“More than a decade of data has revealed that progress is still too slow for realizing the full potential of one half of humanity within our lifetimes”.
Questa è la frase con cui viene introdotta l’edizione del 2016 del Global Gender Gap Report, un indice che da ben dieci anni il World Economic Forum, una fondazione senza fini di lucro con sede a Cologny vicino a Ginevra, elabora per fornire un quadro statistico dell’ampiezza e della portata della disparità di genere in tutto il mondo.
L’indice non solo misura i divari nazionali tra donne e uomini fornendo ogni anno una classifica dei Paesi, ma consente anche, attraverso le serie storiche, di avere un confronto nel tempo.
L’indice globale della diseguaglianza si ricava come media aritmetica di quattro sotto-indicatori relativi a quelli che il report chiama i “quattro pilastri“:
- Salute e sopravvivenza: fornisce una panoramica delle differenze di genere attraverso l’uso di due indicatori. Il primo è il rapporto tra i sessi alla nascita; il secondo è l’aspettativa di vita in buona salute;
- Educazione: indaga il divario tra donne e uomini nell’accesso all’istruzione (in tutti i gradi della scuola) e i relativi tassi di alfabetizzazione;
- Partecipazione economica ed opportunità: riguarda la partecipazione di donne e uomini al mercato del lavoro, l’eventuale divario relativamente alla remunerazione, all’avanzamento della carriera e alla presenza in ruoli tecnici e professionali;
- Responsabilizzazione in politica (political empowerment): misura il rapporto donne/uomini in parlamento e in posizioni ministeriali ed il numero di anni in cui una donna è stata capo dello Stato.
Obiettivo dell’indice è quello di fotografare un set completo di dati ed un metodo chiaro di monitoraggio su alcuni indicatori critici, in modo da fornire ai singoli Paesi indicazioni circa le possibili priorità di azione. Per essere inclusi nella relazione, un paese deve poter fornire dati per un minimo di 12 indicatori dei 14 che compongono l’Indice. L’edizione del 2016 è riuscita a coprire 144 paesi.
Vediamo ora i dati.
Così come negli anni precedenti, nei primi posti della classifica troviamo Islanda, Finlandia, Norvegia, Svezia.
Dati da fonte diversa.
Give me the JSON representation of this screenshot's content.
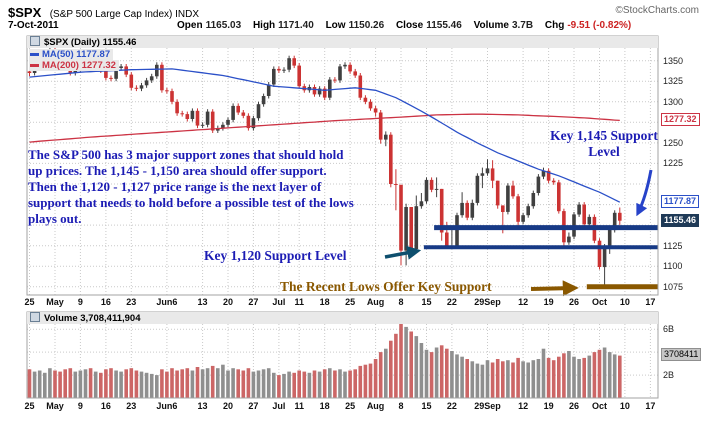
{
  "header": {
    "symbol": "$SPX",
    "symbol_desc": "(S&P 500 Large Cap Index) INDX",
    "source": "©StockCharts.com",
    "date": "7-Oct-2011",
    "quote": {
      "open_label": "Open",
      "open": "1165.03",
      "high_label": "High",
      "high": "1171.40",
      "low_label": "Low",
      "low": "1150.26",
      "close_label": "Close",
      "close": "1155.46",
      "volume_label": "Volume",
      "volume": "3.7B",
      "chg_label": "Chg",
      "chg": "-9.51 (-0.82%)"
    }
  },
  "legend": {
    "main": "$SPX (Daily) 1155.46",
    "ma50": "MA(50) 1177.87",
    "ma200": "MA(200) 1277.32"
  },
  "volume_legend": "Volume 3,708,411,904",
  "annotations": {
    "paragraph": "The S&P 500 has 3 major support zones that should hold up prices. The 1,145 - 1,150 area should offer support. Then the 1,120 - 1,127 price range is the next layer of support that needs to hold before a possible test of the lows plays out.",
    "key1145": "Key 1,145 Support Level",
    "key1120": "Key 1,120 Support Level",
    "recent_lows": "The Recent Lows Offer Key Support"
  },
  "colors": {
    "candle_up": "#404040",
    "candle_down": "#cc3333",
    "volume_up": "#8f8f8f",
    "volume_down": "#cc6666",
    "ma50": "#2b50c8",
    "ma200": "#cc3344",
    "support_navy": "#173a86",
    "support_brown": "#8a5800",
    "annotation_blue": "#1c1cb4",
    "annotation_brown": "#8a5800",
    "arrow_blue": "#2743c9",
    "arrow_teal": "#0e4f6e",
    "last_price_box_bg": "#1f3a57",
    "grid": "#c9c9c9"
  },
  "chart_data": {
    "type": "candlestick",
    "symbol": "$SPX",
    "timeframe": "Daily",
    "title": "$SPX Daily with MA(50), MA(200) and Volume",
    "price_range": [
      1065,
      1380
    ],
    "total_slots": 124,
    "x_ticks": [
      {
        "label": "25",
        "i": 0
      },
      {
        "label": "May",
        "i": 5
      },
      {
        "label": "9",
        "i": 10
      },
      {
        "label": "16",
        "i": 15
      },
      {
        "label": "23",
        "i": 20
      },
      {
        "label": "Jun6",
        "i": 27
      },
      {
        "label": "13",
        "i": 34
      },
      {
        "label": "20",
        "i": 39
      },
      {
        "label": "27",
        "i": 44
      },
      {
        "label": "Jul",
        "i": 49
      },
      {
        "label": "11",
        "i": 53
      },
      {
        "label": "18",
        "i": 58
      },
      {
        "label": "25",
        "i": 63
      },
      {
        "label": "Aug",
        "i": 68
      },
      {
        "label": "8",
        "i": 73
      },
      {
        "label": "15",
        "i": 78
      },
      {
        "label": "22",
        "i": 83
      },
      {
        "label": "29Sep",
        "i": 90
      },
      {
        "label": "12",
        "i": 97
      },
      {
        "label": "19",
        "i": 102
      },
      {
        "label": "26",
        "i": 107
      },
      {
        "label": "Oct",
        "i": 112
      },
      {
        "label": "10",
        "i": 117
      },
      {
        "label": "17",
        "i": 122
      }
    ],
    "y_ticks_plain": [
      1350,
      1325,
      1300,
      1250,
      1225,
      1125,
      1100,
      1075
    ],
    "price_gridlines": [
      1075,
      1100,
      1125,
      1150,
      1175,
      1200,
      1225,
      1250,
      1275,
      1300,
      1325,
      1350
    ],
    "y_special": [
      {
        "label": "1277.32",
        "price": 1277.32,
        "style": "ma200box",
        "name": "ma200-axis-label"
      },
      {
        "label": "1177.87",
        "price": 1177.87,
        "style": "ma50box",
        "name": "ma50-axis-label"
      },
      {
        "label": "1155.46",
        "price": 1155.46,
        "style": "lastbox",
        "name": "last-price-label"
      }
    ],
    "volume_ticks": [
      {
        "label": "6B",
        "v": 6
      },
      {
        "label": "2B",
        "v": 2
      }
    ],
    "volume_gridlines": [
      2,
      4,
      6
    ],
    "volume_current": {
      "label": "3708411",
      "v": 3.708
    },
    "volume_scale_max": 7.5,
    "candles": [
      [
        1337,
        1341,
        1331,
        1335
      ],
      [
        1335,
        1350,
        1332,
        1347
      ],
      [
        1347,
        1359,
        1344,
        1356
      ],
      [
        1356,
        1363,
        1353,
        1360
      ],
      [
        1360,
        1367,
        1357,
        1364
      ],
      [
        1364,
        1367,
        1358,
        1361
      ],
      [
        1361,
        1364,
        1354,
        1357
      ],
      [
        1357,
        1360,
        1344,
        1347
      ],
      [
        1347,
        1350,
        1332,
        1335
      ],
      [
        1335,
        1343,
        1332,
        1340
      ],
      [
        1340,
        1349,
        1337,
        1346
      ],
      [
        1346,
        1360,
        1343,
        1357
      ],
      [
        1357,
        1360,
        1339,
        1342
      ],
      [
        1342,
        1351,
        1339,
        1348
      ],
      [
        1348,
        1351,
        1335,
        1338
      ],
      [
        1338,
        1341,
        1326,
        1329
      ],
      [
        1329,
        1332,
        1325,
        1328
      ],
      [
        1328,
        1344,
        1325,
        1341
      ],
      [
        1341,
        1346,
        1338,
        1343
      ],
      [
        1343,
        1346,
        1330,
        1333
      ],
      [
        1333,
        1336,
        1314,
        1317
      ],
      [
        1317,
        1320,
        1313,
        1316
      ],
      [
        1316,
        1323,
        1313,
        1320
      ],
      [
        1320,
        1329,
        1317,
        1326
      ],
      [
        1326,
        1334,
        1323,
        1331
      ],
      [
        1331,
        1348,
        1328,
        1345
      ],
      [
        1345,
        1348,
        1311,
        1314
      ],
      [
        1314,
        1317,
        1310,
        1313
      ],
      [
        1313,
        1316,
        1297,
        1300
      ],
      [
        1300,
        1303,
        1283,
        1286
      ],
      [
        1286,
        1289,
        1282,
        1285
      ],
      [
        1285,
        1288,
        1276,
        1279
      ],
      [
        1279,
        1292,
        1276,
        1289
      ],
      [
        1289,
        1292,
        1268,
        1271
      ],
      [
        1271,
        1275,
        1268,
        1272
      ],
      [
        1272,
        1291,
        1269,
        1288
      ],
      [
        1288,
        1291,
        1262,
        1265
      ],
      [
        1265,
        1271,
        1262,
        1268
      ],
      [
        1268,
        1275,
        1265,
        1272
      ],
      [
        1272,
        1281,
        1269,
        1278
      ],
      [
        1278,
        1298,
        1275,
        1295
      ],
      [
        1295,
        1298,
        1284,
        1287
      ],
      [
        1287,
        1290,
        1280,
        1283
      ],
      [
        1283,
        1286,
        1265,
        1268
      ],
      [
        1268,
        1283,
        1265,
        1280
      ],
      [
        1280,
        1300,
        1277,
        1297
      ],
      [
        1297,
        1310,
        1294,
        1307
      ],
      [
        1307,
        1324,
        1304,
        1321
      ],
      [
        1321,
        1343,
        1318,
        1340
      ],
      [
        1340,
        1343,
        1335,
        1338
      ],
      [
        1338,
        1342,
        1335,
        1339
      ],
      [
        1339,
        1356,
        1336,
        1353
      ],
      [
        1353,
        1356,
        1341,
        1344
      ],
      [
        1344,
        1347,
        1316,
        1319
      ],
      [
        1319,
        1322,
        1311,
        1314
      ],
      [
        1314,
        1321,
        1311,
        1318
      ],
      [
        1318,
        1321,
        1306,
        1309
      ],
      [
        1309,
        1319,
        1306,
        1316
      ],
      [
        1316,
        1319,
        1302,
        1305
      ],
      [
        1305,
        1330,
        1302,
        1327
      ],
      [
        1327,
        1330,
        1323,
        1326
      ],
      [
        1326,
        1346,
        1323,
        1343
      ],
      [
        1343,
        1348,
        1340,
        1345
      ],
      [
        1345,
        1348,
        1334,
        1337
      ],
      [
        1337,
        1340,
        1329,
        1332
      ],
      [
        1332,
        1335,
        1302,
        1305
      ],
      [
        1305,
        1308,
        1297,
        1300
      ],
      [
        1300,
        1303,
        1289,
        1292
      ],
      [
        1292,
        1295,
        1282,
        1287
      ],
      [
        1287,
        1290,
        1249,
        1254
      ],
      [
        1254,
        1264,
        1246,
        1260
      ],
      [
        1260,
        1263,
        1196,
        1200
      ],
      [
        1200,
        1218,
        1168,
        1199
      ],
      [
        1199,
        1199,
        1101,
        1119
      ],
      [
        1119,
        1176,
        1101,
        1172
      ],
      [
        1172,
        1172,
        1112,
        1121
      ],
      [
        1121,
        1186,
        1118,
        1173
      ],
      [
        1173,
        1189,
        1170,
        1179
      ],
      [
        1179,
        1208,
        1176,
        1205
      ],
      [
        1205,
        1208,
        1190,
        1193
      ],
      [
        1193,
        1208,
        1184,
        1194
      ],
      [
        1194,
        1194,
        1131,
        1141
      ],
      [
        1141,
        1154,
        1121,
        1124
      ],
      [
        1124,
        1145,
        1121,
        1124
      ],
      [
        1124,
        1165,
        1121,
        1162
      ],
      [
        1162,
        1190,
        1159,
        1177
      ],
      [
        1177,
        1180,
        1156,
        1159
      ],
      [
        1159,
        1181,
        1156,
        1177
      ],
      [
        1177,
        1213,
        1174,
        1210
      ],
      [
        1210,
        1220,
        1195,
        1213
      ],
      [
        1213,
        1230,
        1210,
        1219
      ],
      [
        1219,
        1229,
        1195,
        1204
      ],
      [
        1204,
        1204,
        1170,
        1174
      ],
      [
        1174,
        1174,
        1140,
        1166
      ],
      [
        1166,
        1201,
        1163,
        1198
      ],
      [
        1198,
        1204,
        1182,
        1185
      ],
      [
        1185,
        1188,
        1148,
        1154
      ],
      [
        1154,
        1165,
        1151,
        1162
      ],
      [
        1162,
        1176,
        1159,
        1173
      ],
      [
        1173,
        1192,
        1170,
        1189
      ],
      [
        1189,
        1212,
        1186,
        1209
      ],
      [
        1209,
        1220,
        1206,
        1216
      ],
      [
        1216,
        1219,
        1201,
        1204
      ],
      [
        1204,
        1207,
        1199,
        1202
      ],
      [
        1202,
        1205,
        1164,
        1167
      ],
      [
        1167,
        1170,
        1121,
        1129
      ],
      [
        1129,
        1141,
        1126,
        1136
      ],
      [
        1136,
        1166,
        1133,
        1163
      ],
      [
        1163,
        1178,
        1160,
        1175
      ],
      [
        1175,
        1178,
        1148,
        1151
      ],
      [
        1151,
        1163,
        1148,
        1160
      ],
      [
        1160,
        1163,
        1128,
        1131
      ],
      [
        1131,
        1134,
        1096,
        1099
      ],
      [
        1099,
        1127,
        1075,
        1124
      ],
      [
        1124,
        1147,
        1115,
        1144
      ],
      [
        1144,
        1168,
        1141,
        1165
      ],
      [
        1165.03,
        1171.4,
        1150.26,
        1155.46
      ]
    ],
    "volumes": [
      2.5,
      2.3,
      2.4,
      2.2,
      2.6,
      2.4,
      2.3,
      2.5,
      2.6,
      2.3,
      2.4,
      2.5,
      2.6,
      2.3,
      2.2,
      2.5,
      2.6,
      2.4,
      2.3,
      2.5,
      2.6,
      2.4,
      2.3,
      2.2,
      2.1,
      2.0,
      2.5,
      2.3,
      2.6,
      2.4,
      2.5,
      2.6,
      2.4,
      2.7,
      2.5,
      2.6,
      2.8,
      2.6,
      2.9,
      2.4,
      2.6,
      2.5,
      2.4,
      2.6,
      2.3,
      2.4,
      2.5,
      2.6,
      2.2,
      2.0,
      2.1,
      2.3,
      2.2,
      2.4,
      2.3,
      2.2,
      2.4,
      2.3,
      2.5,
      2.6,
      2.4,
      2.5,
      2.3,
      2.4,
      2.5,
      2.8,
      2.9,
      3.0,
      3.4,
      4.0,
      4.3,
      5.0,
      5.6,
      6.6,
      6.2,
      5.8,
      5.4,
      4.8,
      4.2,
      4.0,
      4.4,
      4.6,
      4.3,
      4.1,
      3.8,
      3.6,
      3.4,
      3.2,
      3.0,
      2.9,
      3.3,
      3.1,
      3.4,
      3.2,
      3.3,
      3.1,
      3.5,
      3.2,
      3.1,
      3.3,
      3.4,
      4.3,
      3.5,
      3.3,
      3.6,
      3.9,
      4.1,
      3.6,
      3.4,
      3.5,
      3.7,
      4.0,
      4.2,
      4.4,
      4.0,
      3.8,
      3.7
    ],
    "ma50_points": [
      [
        0,
        1330
      ],
      [
        10,
        1336
      ],
      [
        20,
        1339
      ],
      [
        28,
        1340
      ],
      [
        38,
        1332
      ],
      [
        48,
        1319
      ],
      [
        58,
        1314
      ],
      [
        64,
        1317
      ],
      [
        68,
        1314
      ],
      [
        72,
        1305
      ],
      [
        76,
        1292
      ],
      [
        80,
        1278
      ],
      [
        84,
        1263
      ],
      [
        88,
        1250
      ],
      [
        92,
        1238
      ],
      [
        96,
        1228
      ],
      [
        100,
        1218
      ],
      [
        104,
        1210
      ],
      [
        108,
        1200
      ],
      [
        112,
        1190
      ],
      [
        116,
        1177.87
      ]
    ],
    "ma200_points": [
      [
        0,
        1251
      ],
      [
        12,
        1257
      ],
      [
        24,
        1262
      ],
      [
        36,
        1267
      ],
      [
        48,
        1272
      ],
      [
        60,
        1277
      ],
      [
        72,
        1281
      ],
      [
        80,
        1284
      ],
      [
        88,
        1285
      ],
      [
        96,
        1284
      ],
      [
        104,
        1282
      ],
      [
        110,
        1280
      ],
      [
        116,
        1277.32
      ]
    ],
    "support_lines": [
      {
        "price": 1147,
        "from": 80,
        "to": 124,
        "color": "#173a86",
        "width": 5,
        "name": "support-line-1145"
      },
      {
        "price": 1123,
        "from": 78,
        "to": 124,
        "color": "#173a86",
        "width": 4,
        "name": "support-line-1120"
      },
      {
        "price": 1075,
        "from": 110,
        "to": 124,
        "color": "#8a5800",
        "width": 5,
        "name": "support-line-recent-lows"
      }
    ]
  }
}
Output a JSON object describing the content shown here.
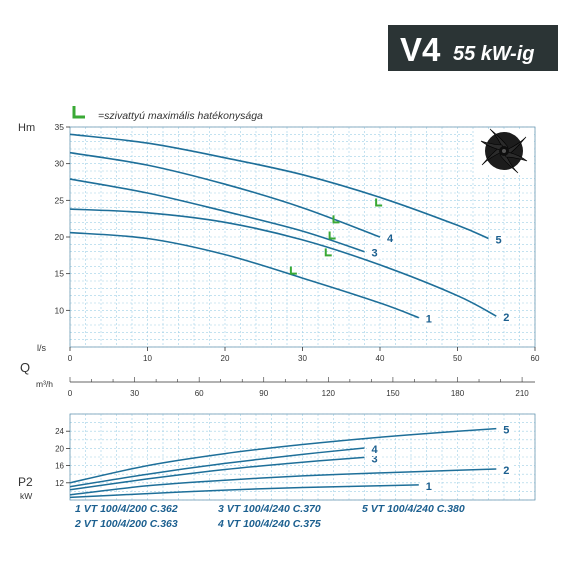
{
  "header": {
    "model": "V4",
    "power": "55 kW-ig",
    "bg_color": "#2b3435",
    "text_color": "#ffffff"
  },
  "legend_note": {
    "symbol": "L",
    "text": "=szivattyú maximális hatékonysága",
    "symbol_color": "#3aa935"
  },
  "impeller_icon": "impeller-icon",
  "colors": {
    "curve": "#1e6f99",
    "grid": "#9fd0e6",
    "label": "#1b5f8f",
    "axis_text": "#333333",
    "efficiency_mark": "#3aa935"
  },
  "models": [
    {
      "id": "1",
      "name": "VT 100/4/200 C.362"
    },
    {
      "id": "2",
      "name": "VT 100/4/200 C.363"
    },
    {
      "id": "3",
      "name": "VT 100/4/240 C.370"
    },
    {
      "id": "4",
      "name": "VT 100/4/240 C.375"
    },
    {
      "id": "5",
      "name": "VT 100/4/240 C.380"
    }
  ],
  "chart_data": [
    {
      "type": "line",
      "title": "",
      "ylabel": "Hm",
      "xlabel": "l/s",
      "xlim": [
        0,
        60
      ],
      "ylim": [
        5,
        35
      ],
      "x_ticks": [
        0,
        10,
        20,
        30,
        40,
        50,
        60
      ],
      "y_ticks": [
        10,
        15,
        20,
        25,
        30,
        35
      ],
      "series": [
        {
          "name": "1",
          "x": [
            0,
            10,
            20,
            30,
            40,
            45
          ],
          "y": [
            20.6,
            19.8,
            17.6,
            14.4,
            11.0,
            9.0
          ]
        },
        {
          "name": "2",
          "x": [
            0,
            10,
            20,
            30,
            40,
            50,
            55
          ],
          "y": [
            23.8,
            23.3,
            22.0,
            19.6,
            16.2,
            12.0,
            9.2
          ]
        },
        {
          "name": "3",
          "x": [
            0,
            10,
            20,
            30,
            38
          ],
          "y": [
            27.9,
            26.0,
            23.5,
            20.8,
            18.0
          ]
        },
        {
          "name": "4",
          "x": [
            0,
            10,
            20,
            30,
            40
          ],
          "y": [
            31.5,
            29.8,
            27.2,
            24.0,
            20.0
          ]
        },
        {
          "name": "5",
          "x": [
            0,
            10,
            20,
            30,
            40,
            50,
            54
          ],
          "y": [
            34.0,
            32.8,
            30.8,
            28.5,
            25.4,
            21.6,
            19.8
          ]
        }
      ],
      "efficiency_points": [
        {
          "x": 28.5,
          "y": 15.0
        },
        {
          "x": 33,
          "y": 17.5
        },
        {
          "x": 33.5,
          "y": 19.8
        },
        {
          "x": 34,
          "y": 22.0
        },
        {
          "x": 39.5,
          "y": 24.3
        }
      ]
    },
    {
      "type": "axis",
      "xlabel": "Q",
      "unit": "m³/h",
      "xlim": [
        0,
        216
      ],
      "x_ticks": [
        0,
        30,
        60,
        90,
        120,
        150,
        180,
        210
      ]
    },
    {
      "type": "line",
      "ylabel": "P2",
      "unit": "kW",
      "xlim": [
        0,
        60
      ],
      "ylim": [
        8,
        28
      ],
      "y_ticks": [
        12,
        16,
        20,
        24
      ],
      "series": [
        {
          "name": "1",
          "x": [
            0,
            10,
            20,
            30,
            40,
            45
          ],
          "y": [
            8.6,
            9.5,
            10.3,
            10.9,
            11.3,
            11.5
          ]
        },
        {
          "name": "2",
          "x": [
            0,
            10,
            20,
            30,
            40,
            50,
            55
          ],
          "y": [
            9.2,
            11.3,
            12.6,
            13.6,
            14.3,
            14.9,
            15.2
          ]
        },
        {
          "name": "3",
          "x": [
            0,
            10,
            20,
            30,
            38
          ],
          "y": [
            10.4,
            12.9,
            15.1,
            16.8,
            17.9
          ]
        },
        {
          "name": "4",
          "x": [
            0,
            10,
            20,
            30,
            38
          ],
          "y": [
            11.1,
            14.0,
            16.5,
            18.6,
            20.1
          ]
        },
        {
          "name": "5",
          "x": [
            0,
            10,
            20,
            30,
            40,
            50,
            55
          ],
          "y": [
            12.0,
            16.0,
            18.8,
            20.9,
            22.6,
            24.0,
            24.6
          ]
        }
      ]
    }
  ]
}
L’Italia scende al 50° posto contro il 41° dello scorso anno.
Quello che emerge con forza è l’aumento del divario di genere in relazione alla partecipazione ed alle opportunità nell’ambito economico: dobbiamo infatti scorrere la classifica fino alla 117° posizione per trovare il nostro Paese.
Nulla di nuovo, insomma.
Come ben sappiamo, i tassi di occupazione femminile in Italia sono molto bassi, i differenziali retributivi esistono (127esima posizione, ben al di sotto della media mondiale) e sono oggettivi, così come sono quantificabili i fenomeni della segregazione orizzontale (poche donne in professioni tecniche) e di quella verticale (poche donne in posizioni aziendali di comando).
Sappiamo tutti cosa occorre per rendere meno discriminante il lavoro delle donne: politiche ad hoc (obbligatorietà del congedo di paternità, potenziamento dei servizi per la cura dei bambini e degli anziani etc.); processi di gestione delle persone innovativi, trasparenti, meritocratici; strumenti aziendali di work-life balance (es: smart working); culture aziendali inclusive ed in ascolto dei diversi bisogni ed esigenze delle persone.